Investors were already focused on Micron’s results on Wednesday afternoon, and Reuters said the closely watched Personal Consumption Expenditures Price Index, the Federal Reserve’s preferred inflation gauge, was due Thursday, June 25, offering fresh guidance on the monetary-policy path. Quick Summary: How major US stock indexes fared Wednesday 6/24/2026 – The Washington Post Micron’s optimistic forecast led to a 12% stock surge, indicating strong demand for memory chips.

AI chip stocks rallied $400 billion after Qualcomm’s forecast, suggesting a potential market shift. Micron’s unexpected forecast of strong profits and revenue sparked a 12% surge in its stock, signaling robust demand for memory chips.

This, along with Qualcomm’s forecast, ignited a late $400 billion rally in AI chip stocks, hinting at a potential tone shift for the next session. As the market grapples with these dynamics, investors are keenly watching upcoming inflation data, which could influence the Federal Reserve’s monetary policy.

The scale and speed of this development has caught many observers off guard. Each new update adds another dimension to a story that is still unfolding, and the full picture will only become clear as more verified details emerge from the people and institutions directly involved.

Analysts who have tracked this issue closely say the current moment represents a genuine turning point. The decisions made in the coming weeks are expected to set the direction for months ahead, with ripple effects likely to extend well beyond the immediate actors in the story.

For those directly affected, the practical impact is already visible. People navigating this fast-changing situation are dealing with real consequences while new information continues to reshape what is known and what remains open to interpretation.
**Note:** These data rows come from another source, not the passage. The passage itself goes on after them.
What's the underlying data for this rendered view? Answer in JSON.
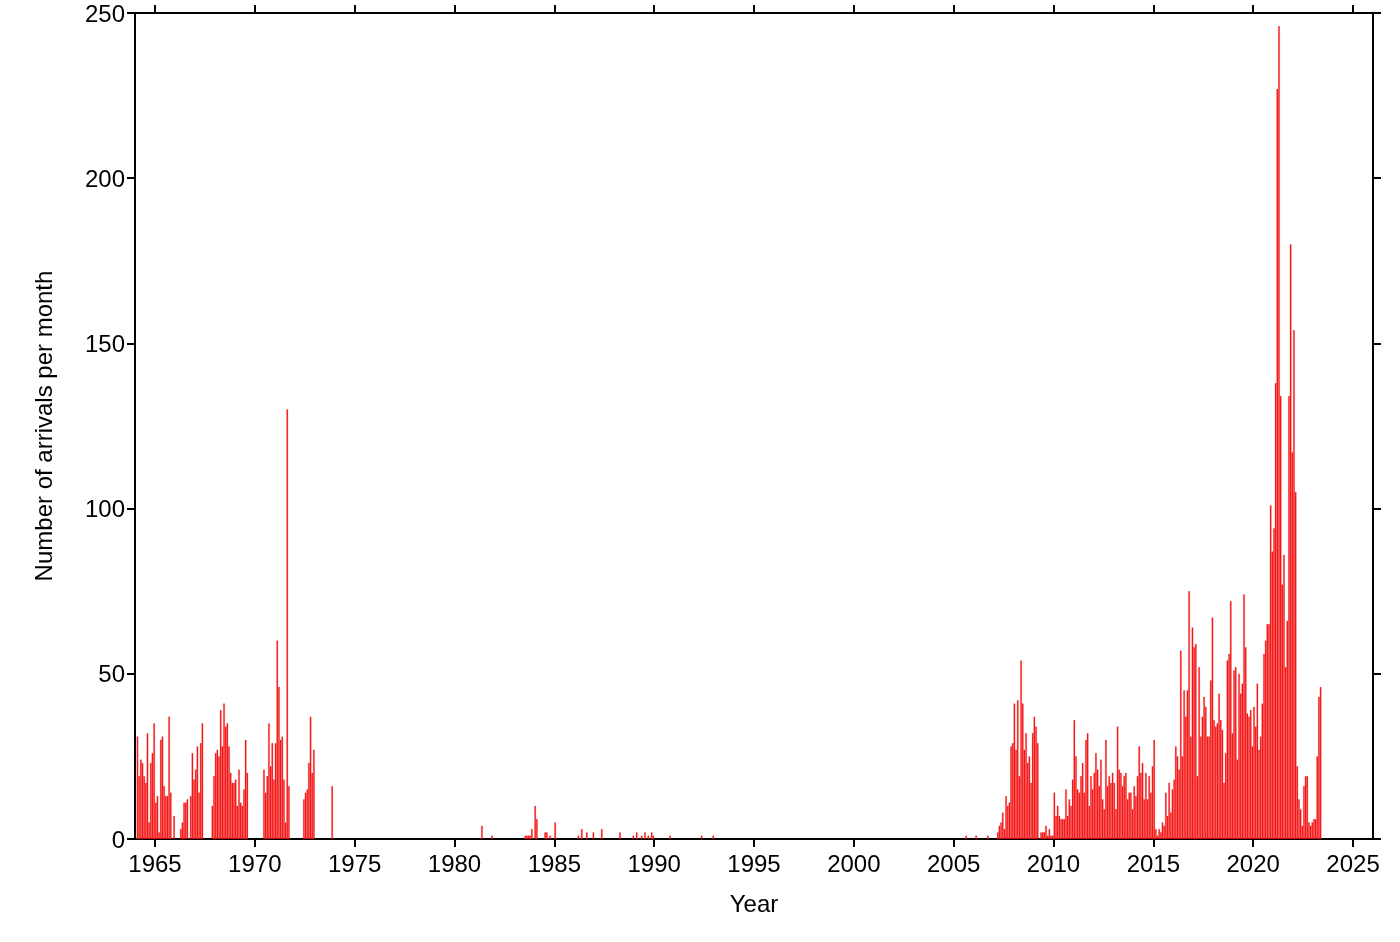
{
  "chart_data": {
    "type": "bar",
    "xlabel": "Year",
    "ylabel": "Number of arrivals per month",
    "color": "#ff1a1a",
    "x": [
      "1964-02",
      "1964-03",
      "1964-04",
      "1964-05",
      "1964-06",
      "1964-07",
      "1964-08",
      "1964-09",
      "1964-10",
      "1964-11",
      "1964-12",
      "1965-01",
      "1965-02",
      "1965-03",
      "1965-04",
      "1965-05",
      "1965-06",
      "1965-07",
      "1965-08",
      "1965-09",
      "1965-10",
      "1965-12",
      "1966-04",
      "1966-05",
      "1966-06",
      "1966-07",
      "1966-08",
      "1966-10",
      "1966-11",
      "1966-12",
      "1967-01",
      "1967-02",
      "1967-03",
      "1967-04",
      "1967-05",
      "1967-11",
      "1967-12",
      "1968-01",
      "1968-02",
      "1968-03",
      "1968-04",
      "1968-05",
      "1968-06",
      "1968-07",
      "1968-08",
      "1968-09",
      "1968-10",
      "1968-11",
      "1968-12",
      "1969-01",
      "1969-02",
      "1969-03",
      "1969-04",
      "1969-05",
      "1969-06",
      "1969-07",
      "1969-08",
      "1970-06",
      "1970-07",
      "1970-08",
      "1970-09",
      "1970-10",
      "1970-11",
      "1970-12",
      "1971-01",
      "1971-02",
      "1971-03",
      "1971-04",
      "1971-05",
      "1971-06",
      "1971-07",
      "1971-08",
      "1971-09",
      "1972-06",
      "1972-07",
      "1972-08",
      "1972-09",
      "1972-10",
      "1972-11",
      "1972-12",
      "1973-11",
      "1981-05",
      "1981-11",
      "1983-07",
      "1983-08",
      "1983-09",
      "1983-10",
      "1983-11",
      "1984-01",
      "1984-02",
      "1984-07",
      "1984-08",
      "1984-10",
      "1985-01",
      "1986-03",
      "1986-05",
      "1986-08",
      "1986-12",
      "1987-05",
      "1988-04",
      "1988-12",
      "1989-02",
      "1989-05",
      "1989-07",
      "1989-09",
      "1989-11",
      "1989-12",
      "1990-10",
      "1992-05",
      "1992-12",
      "2005-08",
      "2006-02",
      "2006-09",
      "2007-03",
      "2007-04",
      "2007-05",
      "2007-06",
      "2007-07",
      "2007-08",
      "2007-09",
      "2007-10",
      "2007-11",
      "2007-12",
      "2008-01",
      "2008-02",
      "2008-03",
      "2008-04",
      "2008-05",
      "2008-06",
      "2008-07",
      "2008-08",
      "2008-09",
      "2008-10",
      "2008-11",
      "2008-12",
      "2009-01",
      "2009-02",
      "2009-03",
      "2009-05",
      "2009-06",
      "2009-07",
      "2009-08",
      "2009-09",
      "2009-10",
      "2009-11",
      "2009-12",
      "2010-01",
      "2010-02",
      "2010-03",
      "2010-04",
      "2010-05",
      "2010-06",
      "2010-07",
      "2010-08",
      "2010-09",
      "2010-10",
      "2010-11",
      "2010-12",
      "2011-01",
      "2011-02",
      "2011-03",
      "2011-04",
      "2011-05",
      "2011-06",
      "2011-07",
      "2011-08",
      "2011-09",
      "2011-10",
      "2011-11",
      "2011-12",
      "2012-01",
      "2012-02",
      "2012-03",
      "2012-04",
      "2012-05",
      "2012-06",
      "2012-07",
      "2012-08",
      "2012-09",
      "2012-10",
      "2012-11",
      "2012-12",
      "2013-01",
      "2013-02",
      "2013-03",
      "2013-04",
      "2013-05",
      "2013-06",
      "2013-07",
      "2013-08",
      "2013-09",
      "2013-10",
      "2013-11",
      "2013-12",
      "2014-01",
      "2014-02",
      "2014-03",
      "2014-04",
      "2014-05",
      "2014-06",
      "2014-07",
      "2014-08",
      "2014-09",
      "2014-10",
      "2014-11",
      "2014-12",
      "2015-01",
      "2015-02",
      "2015-03",
      "2015-04",
      "2015-05",
      "2015-06",
      "2015-07",
      "2015-08",
      "2015-09",
      "2015-10",
      "2015-11",
      "2015-12",
      "2016-01",
      "2016-02",
      "2016-03",
      "2016-04",
      "2016-05",
      "2016-06",
      "2016-07",
      "2016-08",
      "2016-09",
      "2016-10",
      "2016-11",
      "2016-12",
      "2017-01",
      "2017-02",
      "2017-03",
      "2017-04",
      "2017-05",
      "2017-06",
      "2017-07",
      "2017-08",
      "2017-09",
      "2017-10",
      "2017-11",
      "2017-12",
      "2018-01",
      "2018-02",
      "2018-03",
      "2018-04",
      "2018-05",
      "2018-06",
      "2018-07",
      "2018-08",
      "2018-09",
      "2018-10",
      "2018-11",
      "2018-12",
      "2019-01",
      "2019-02",
      "2019-03",
      "2019-04",
      "2019-05",
      "2019-06",
      "2019-07",
      "2019-08",
      "2019-09",
      "2019-10",
      "2019-11",
      "2019-12",
      "2020-01",
      "2020-02",
      "2020-03",
      "2020-04",
      "2020-05",
      "2020-06",
      "2020-07",
      "2020-08",
      "2020-09",
      "2020-10",
      "2020-11",
      "2020-12",
      "2021-01",
      "2021-02",
      "2021-03",
      "2021-04",
      "2021-05",
      "2021-06",
      "2021-07",
      "2021-08",
      "2021-09",
      "2021-10",
      "2021-11",
      "2021-12",
      "2022-01",
      "2022-02",
      "2022-03",
      "2022-04",
      "2022-05",
      "2022-06",
      "2022-07",
      "2022-08",
      "2022-09",
      "2022-10",
      "2022-11",
      "2022-12",
      "2023-01",
      "2023-02",
      "2023-03",
      "2023-04",
      "2023-05"
    ],
    "values": [
      31,
      19,
      24,
      23,
      19,
      17,
      32,
      5,
      23,
      26,
      35,
      11,
      13,
      2,
      30,
      31,
      16,
      13,
      13,
      37,
      14,
      7,
      3,
      5,
      11,
      11,
      12,
      13,
      26,
      18,
      21,
      28,
      14,
      29,
      35,
      10,
      19,
      26,
      27,
      25,
      39,
      28,
      41,
      34,
      35,
      28,
      20,
      17,
      17,
      18,
      10,
      21,
      11,
      10,
      15,
      30,
      20,
      21,
      14,
      19,
      35,
      22,
      29,
      18,
      29,
      60,
      46,
      30,
      31,
      18,
      5,
      130,
      16,
      12,
      14,
      15,
      23,
      37,
      20,
      27,
      16,
      4,
      1,
      1,
      1,
      1,
      1,
      3,
      10,
      6,
      2,
      2,
      1,
      5,
      1,
      3,
      2,
      2,
      3,
      2,
      1,
      2,
      1,
      2,
      1,
      2,
      1,
      1,
      1,
      1,
      1,
      1,
      1,
      2,
      4,
      5,
      8,
      3,
      13,
      10,
      11,
      28,
      29,
      41,
      27,
      42,
      19,
      54,
      41,
      27,
      32,
      23,
      25,
      17,
      32,
      37,
      34,
      29,
      2,
      2,
      2,
      4,
      1,
      3,
      1,
      1,
      14,
      7,
      10,
      7,
      6,
      6,
      6,
      15,
      7,
      12,
      10,
      18,
      36,
      25,
      15,
      14,
      19,
      23,
      14,
      30,
      32,
      10,
      19,
      15,
      20,
      26,
      21,
      16,
      24,
      12,
      9,
      30,
      16,
      19,
      17,
      20,
      17,
      9,
      34,
      21,
      20,
      16,
      19,
      20,
      12,
      14,
      14,
      9,
      16,
      13,
      19,
      28,
      20,
      23,
      12,
      20,
      12,
      19,
      14,
      22,
      30,
      3,
      1,
      3,
      2,
      5,
      4,
      14,
      7,
      17,
      8,
      15,
      18,
      28,
      25,
      21,
      57,
      25,
      45,
      37,
      45,
      75,
      31,
      64,
      58,
      59,
      19,
      52,
      31,
      37,
      43,
      40,
      31,
      31,
      48,
      67,
      36,
      34,
      35,
      44,
      36,
      33,
      17,
      26,
      54,
      56,
      72,
      32,
      51,
      52,
      24,
      50,
      44,
      47,
      74,
      58,
      38,
      37,
      39,
      28,
      40,
      34,
      47,
      27,
      31,
      41,
      56,
      60,
      65,
      65,
      101,
      87,
      94,
      138,
      227,
      246,
      134,
      77,
      86,
      52,
      66,
      134,
      180,
      117,
      154,
      105,
      22,
      12,
      9,
      4,
      16,
      19,
      19,
      5,
      4,
      5,
      6,
      6,
      25,
      43,
      46
    ],
    "xlim": [
      "1964-01",
      "2026-01"
    ],
    "xticks": [
      "1965",
      "1970",
      "1975",
      "1980",
      "1985",
      "1990",
      "1995",
      "2000",
      "2005",
      "2010",
      "2015",
      "2020",
      "2025"
    ],
    "ylim": [
      0,
      250
    ],
    "yticks": [
      0,
      50,
      100,
      150,
      200,
      250
    ]
  }
}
Historical parallels offer some context, though experts caution against drawing too close a comparison. Similar situations have played out before, but the specific combination of pressures, personalities, and timing here makes this moment distinct in ways that matter for how it ultimately resolves.

The political and economic dimensions of this story are deeply intertwined. What appears as a single event on the surface is in practice the convergence of multiple pressures that have been building quietly over a longer period than most public reporting has captured.